For clarity, we've added two sections to the report. As in other tests, we reached out to Hikvision for comment and suggestions on optimizing the analytics. We also perform our own settings changes to see what effects they have (in this case, minimal to none).
Note that Hikvision was given the opportunity to review results during testing but did not offer any suggestions for settings changes to improve detection. They pointed out that Acusense cameras worked best in conjunction with Acusense NVRs, but in our tests we saw no difference in performance between Acusense cameras' on board detection and Acusense cameras used in conjunction with the NVR.
Settings Changes Tested In All Scenes
In all scenes, we adjusted settings to see if detection performance improved, but found that default settings produced the best results. In Hikvision's intrusion analytics, including Acusense, the only settings adjustments are threshold (time object is in scene before triggering) and sensitivity ("size of the object which can trigger alarm"). Neither of these settings eliminated false alerts.
My understanding of Hik's Acusense is you can get these analytics on-board the camera as well as built into the NVR. The NVR will work the analytics on ordinary camera feeds, while Acusense cameras will provide the analytics on NON-Acusense NVRs by just pushing through an event notification.
Is this correct? If so I'm thinking of picking up one of the Acusense NVRs to replace the one we have at the shop which has various IP cameras with the basic analytics. Thoughts?
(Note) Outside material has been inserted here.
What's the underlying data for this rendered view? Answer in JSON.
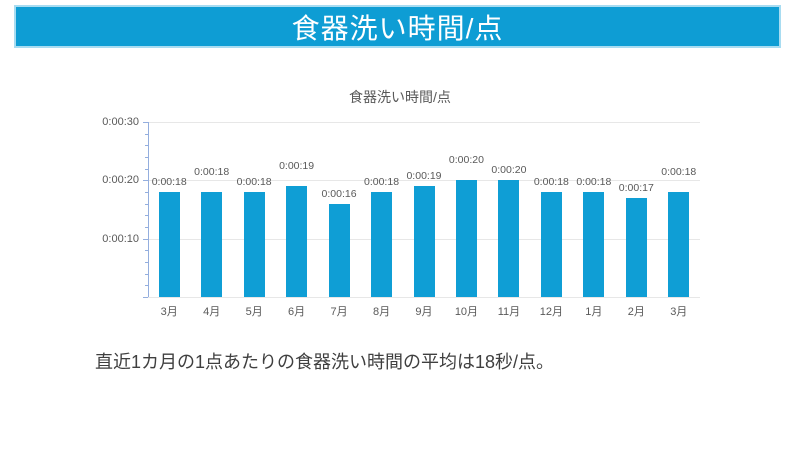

Yes, UI3, this is correct, the Acusense NVR analytics will work with third party camera streams and provide people and vehicle alerts. The Acusense cameras will have event notifications on non-Acusense NVRs but won't provide the classification.
Is it still the case that standard motion events (VMD) is disabled when the AcuSense analytics are enabled resulting in continuous recording? I tested the DS-2CD2T46G1 when it first came out and could not have both VMD and AcuSense enabled simultaneously.